When running with the ball again just like tackling you want to make sure your head is out of the way when making contact. You should make contact with your shoulder first. To avoid being hit in the head, tilt your body slightly so you are leading with your shoulder and run outside or inside the attacker, avoiding running directly into them. This will increase your tackle bust percentage and protect your head.
When you are involved in a big collision on the rugby field your head can be thrown violently backwards. This is known as whiplash and can result in a concussion. The stronger your neck is the less it will move during contact. You can strengthen your neck by performing exercises such as bridge, rolling bridge, 4 way neck exercises and using a weighted neck harness.
How Do They Test For Concussions In Rugby?
Rugby has developed a head injury assessment (HIA) protocol to test for concussions.
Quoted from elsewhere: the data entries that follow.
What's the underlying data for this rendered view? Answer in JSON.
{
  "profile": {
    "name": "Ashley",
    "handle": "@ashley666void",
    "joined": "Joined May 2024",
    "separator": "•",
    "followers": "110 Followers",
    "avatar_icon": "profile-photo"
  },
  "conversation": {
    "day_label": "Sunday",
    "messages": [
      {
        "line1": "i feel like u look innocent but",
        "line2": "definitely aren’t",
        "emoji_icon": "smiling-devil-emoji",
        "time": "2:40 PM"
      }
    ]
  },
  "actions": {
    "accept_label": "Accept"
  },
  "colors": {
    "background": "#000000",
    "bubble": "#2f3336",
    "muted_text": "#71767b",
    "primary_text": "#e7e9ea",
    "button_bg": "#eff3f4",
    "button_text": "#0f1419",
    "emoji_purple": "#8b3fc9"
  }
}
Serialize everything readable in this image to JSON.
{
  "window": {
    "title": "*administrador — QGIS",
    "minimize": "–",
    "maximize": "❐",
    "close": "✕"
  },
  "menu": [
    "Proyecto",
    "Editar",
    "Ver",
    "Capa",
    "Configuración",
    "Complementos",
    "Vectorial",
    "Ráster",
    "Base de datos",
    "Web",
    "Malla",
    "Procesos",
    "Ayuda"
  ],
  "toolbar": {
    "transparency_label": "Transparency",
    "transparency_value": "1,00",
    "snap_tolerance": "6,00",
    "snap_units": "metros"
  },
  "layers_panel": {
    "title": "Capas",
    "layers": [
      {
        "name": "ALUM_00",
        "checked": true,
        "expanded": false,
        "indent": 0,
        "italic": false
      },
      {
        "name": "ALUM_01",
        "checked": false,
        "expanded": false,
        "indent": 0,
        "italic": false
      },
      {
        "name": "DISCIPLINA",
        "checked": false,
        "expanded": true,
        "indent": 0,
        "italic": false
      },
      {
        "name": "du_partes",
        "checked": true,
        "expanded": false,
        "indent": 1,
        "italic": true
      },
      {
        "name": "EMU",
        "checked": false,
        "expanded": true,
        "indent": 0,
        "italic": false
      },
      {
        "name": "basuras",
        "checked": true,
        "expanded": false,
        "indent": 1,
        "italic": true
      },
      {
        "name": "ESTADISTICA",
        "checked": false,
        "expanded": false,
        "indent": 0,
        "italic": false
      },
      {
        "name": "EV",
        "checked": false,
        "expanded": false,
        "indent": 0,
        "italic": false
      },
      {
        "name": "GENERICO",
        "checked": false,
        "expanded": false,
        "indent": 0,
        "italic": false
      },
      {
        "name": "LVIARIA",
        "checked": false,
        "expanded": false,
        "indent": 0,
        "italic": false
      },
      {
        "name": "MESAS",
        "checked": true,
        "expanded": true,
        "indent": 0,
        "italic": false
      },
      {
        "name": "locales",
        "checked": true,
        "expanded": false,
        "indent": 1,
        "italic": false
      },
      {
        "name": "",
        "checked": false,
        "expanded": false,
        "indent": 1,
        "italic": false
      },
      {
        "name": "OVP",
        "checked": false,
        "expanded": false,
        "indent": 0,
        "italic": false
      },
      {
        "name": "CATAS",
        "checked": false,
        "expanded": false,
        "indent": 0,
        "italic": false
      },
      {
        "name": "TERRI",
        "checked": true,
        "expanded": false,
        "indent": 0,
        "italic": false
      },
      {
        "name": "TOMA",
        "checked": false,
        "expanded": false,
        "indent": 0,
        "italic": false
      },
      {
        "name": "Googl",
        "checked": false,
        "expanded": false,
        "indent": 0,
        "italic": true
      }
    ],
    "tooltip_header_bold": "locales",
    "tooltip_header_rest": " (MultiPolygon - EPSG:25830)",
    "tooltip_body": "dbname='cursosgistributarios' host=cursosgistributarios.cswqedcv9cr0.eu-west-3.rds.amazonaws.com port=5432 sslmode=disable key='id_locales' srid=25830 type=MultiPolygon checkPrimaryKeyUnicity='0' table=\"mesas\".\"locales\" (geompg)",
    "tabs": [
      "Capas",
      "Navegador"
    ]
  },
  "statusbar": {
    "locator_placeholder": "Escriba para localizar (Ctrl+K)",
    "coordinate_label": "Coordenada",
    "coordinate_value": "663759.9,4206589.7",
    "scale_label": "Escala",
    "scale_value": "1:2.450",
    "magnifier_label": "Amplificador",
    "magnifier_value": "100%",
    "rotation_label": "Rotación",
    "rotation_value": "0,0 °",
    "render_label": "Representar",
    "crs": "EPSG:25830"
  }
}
If a player is showing any signs of concussion (poor balance, grogginess, nausea, poor memory) they are immediately removed from the field and banned from playing the remainder of the match.
If there is a potential for a concussion to have occurred the player will be taken from the field and examined by a doctor. A player’s balance and cognitive function will be checked. If they pass the tests which typically last for 10mins they can return to the field.
Following the conclusion of the game any player who has undergone an HIA protocol will be further evaluated for three hours. The player’s memory and balance will be compared to previous results.
2 days following the HIA the player will be assessed again to determine if there are any irregularities.
What Happens If You Play Rugby With A Concussion?
After you have suffered a concussion you are much more susceptible to suffering another and more serious one. Consecutive concussions within a short span of time can lead to prolonged and permanent head injuries. You may suffer from constant headaches and have diminished cognitive function.
Concussions and head injuries are very serious. You only have one brain and its health is vital to your quality of life. Suffering from head injuries is a serious disability that can completely destroy your life as it can impact your ability to find work and have a normal relationship with your friends and family.
If you play rugby with a concussion you are putting your life at risk. Once you have suffered a concussion and your brain is not healed even a small minor blow can trigger another concussion which is often more serious than the first. The more concussions you suffer the more likely you are to suffer permanent head injuries.
Do you really want to forget your family’s name or struggle with simple arithmetic. Or be burdened with constant headaches or if things get really bad a total inability to remember who you are and where you are. These effects can be permanent and totally ruin your life.
Concussions are not something to play around with. If you have suffered a concussion make sure you are thoroughly examined by a doctor and symptom free before you return to the rugby pitch. You may think you are invincible at 22 but at 52 you definitely won’t think so.
How Long After A Concussion Can You Play Rugby?
If you have suffered a concussion you should not play rugby for at least 3 weeks. If you are still suffering symptoms after 3 weeks you should wait until they resolve before stepping back on the rugby pitch.
Unfortunately, concussions are a regular occurrence in rugby with the current literature rating rugby as having one of the highest incidence rates of any sport, 18 per 1000 hours of play. Shockingly, this is higher than American football at 15 per 1000 hours of play.
Concussions in rugby usually always occur during tackles when players collide at high speeds and cop stray elbows, knees, and hips directly into their heads. Rugby officials and teams are doing their best to reduce the concussion rate by implementing strict protocol however, they are facing an uphill battle due to the nature of the sport.